Some Russian media have speculated that the rebels killed in the Grozny shootout were in the Chechen capital to carry out attacks timed to coincide with the May 9 Victory Day holiday. This follows press reports earlier this month that Russia’s special services, on the basis of information gathered from captured rebel fighters and the discovery of a large number of arms caches, had concluded that rebel warlord Shamil Basaev had ordered large-scale attacks to coincide with the May 9 celebrations. Chechen prosecutor Vladimir Kravchenko said on March 13 that the republic’s law-enforcement agencies were taking additional security measures in connection with information that the rebels were planning to ratchet up attacks during the spring/summer period. For his part, Chechen Deputy Prime Minister Ramzan Kadyrov said in an interview published in Komsomolskaya pravda on April 6 that he and his forces had set themselves the goal of killing Basaev before May 9, the first anniversary of the assassination of his father, Akhmad Kadyrov. Back in February, the younger Kadyrov gave his “word of honor” during an interview with Moskovsky komsomolets that he would kill Basaev, calling the rebel field commander “my natural enemy” and “a beast” who “must be buried three meters underground.”
On April 14, Kadyrov told journalists in Gudermes that his presidential security service and Chechen law-enforcement organs were “close on the heels” of Basaev and had even seized his personal weapon and his German-made artificial leg. (Kadyrov was quoted as saying that Basaev’s prosthetic device had been given to an invalid, but gazeta.ru reported that Kadyrov’s press-service subsequently denied he had given the artificial limb away.)
Whatever the case, the kadyrovtsy and other pro-Moscow security forces have apparently stepped up their operations against the rebels. Russian media reported on April 18 that a force under Kadyrov’s command numbering some 2,000 men was carrying out an operation against rebels in the mountains of the republic’s Vedeno district.
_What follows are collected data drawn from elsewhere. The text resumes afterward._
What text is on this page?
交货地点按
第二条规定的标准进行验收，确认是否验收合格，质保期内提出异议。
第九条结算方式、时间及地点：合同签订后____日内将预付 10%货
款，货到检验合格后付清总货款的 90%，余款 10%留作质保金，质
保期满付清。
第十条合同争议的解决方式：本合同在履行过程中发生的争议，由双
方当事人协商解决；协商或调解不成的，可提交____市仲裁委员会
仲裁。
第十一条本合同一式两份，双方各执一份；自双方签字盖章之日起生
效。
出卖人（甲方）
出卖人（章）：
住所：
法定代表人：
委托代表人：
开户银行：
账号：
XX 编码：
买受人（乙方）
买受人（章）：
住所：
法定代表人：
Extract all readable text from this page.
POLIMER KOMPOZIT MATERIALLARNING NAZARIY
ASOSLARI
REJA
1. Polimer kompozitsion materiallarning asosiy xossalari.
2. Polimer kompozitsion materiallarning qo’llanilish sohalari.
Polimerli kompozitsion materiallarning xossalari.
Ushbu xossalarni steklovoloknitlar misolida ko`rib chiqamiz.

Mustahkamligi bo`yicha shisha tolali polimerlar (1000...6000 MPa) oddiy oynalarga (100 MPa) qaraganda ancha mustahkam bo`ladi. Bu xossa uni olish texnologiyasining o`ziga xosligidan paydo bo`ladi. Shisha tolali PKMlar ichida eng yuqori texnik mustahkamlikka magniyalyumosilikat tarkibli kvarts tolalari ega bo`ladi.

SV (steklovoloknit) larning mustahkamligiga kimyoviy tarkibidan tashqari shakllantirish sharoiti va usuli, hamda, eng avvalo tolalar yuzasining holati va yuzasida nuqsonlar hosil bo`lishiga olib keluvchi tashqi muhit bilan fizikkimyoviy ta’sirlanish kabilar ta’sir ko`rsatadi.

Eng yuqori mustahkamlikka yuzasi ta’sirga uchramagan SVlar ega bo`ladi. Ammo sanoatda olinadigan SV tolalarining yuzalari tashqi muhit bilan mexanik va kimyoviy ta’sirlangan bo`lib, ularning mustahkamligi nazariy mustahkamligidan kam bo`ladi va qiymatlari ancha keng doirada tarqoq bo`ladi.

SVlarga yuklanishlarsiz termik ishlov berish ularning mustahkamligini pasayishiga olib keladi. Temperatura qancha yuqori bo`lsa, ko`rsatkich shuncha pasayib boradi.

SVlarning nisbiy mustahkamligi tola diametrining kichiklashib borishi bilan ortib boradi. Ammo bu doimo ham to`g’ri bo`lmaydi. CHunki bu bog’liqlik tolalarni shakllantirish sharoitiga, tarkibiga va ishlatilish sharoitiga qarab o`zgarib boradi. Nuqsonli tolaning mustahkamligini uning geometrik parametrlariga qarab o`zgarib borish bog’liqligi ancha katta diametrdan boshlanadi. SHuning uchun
Russian military spokesman Ilya Shabalkin reported on April 19 that federal forces had found and destroyed a rebel base near Dyshne-Vedeno – which is Shamil Basaev’s home village – killing several rebels. “I do not rule out that Basaev himself could have visited the base from time to time,” Interfax quoted Shabalkin as saying. “The medical and security equipment found at the base and the mines discovered on all the roads leading to it indicate that the base could have served as a hide-out for major guerilla leaders,” he added.
A Russian military source told RIA Novosti on April 18 that a fighter belonging to the group headed by rebel field commander Magomed Baisultanov, who is directly subordinated to Shamil Basaev, had been captured the previous day in the village of Avtury. The rebel had reportedly shot a resident of the village of Achkoi-Martan to death in order to intimidate other villagers. Also on April 17, a rebel loyal to Dagestani rebel field commander Rabbani Khalilov reportedly surrendered to Chechen police.
The separatist Chechenpress news agency, meanwhile, claimed that rebel fighters killed two pro-Moscow Chechen policemen and injured three in an attack on a UAZ microbus in Grozny on April 18. It also claimed that one FSB officer and two others were killed in an attack on Zhiguli automobile in the Achkoi-Martan district’s town center on April 16.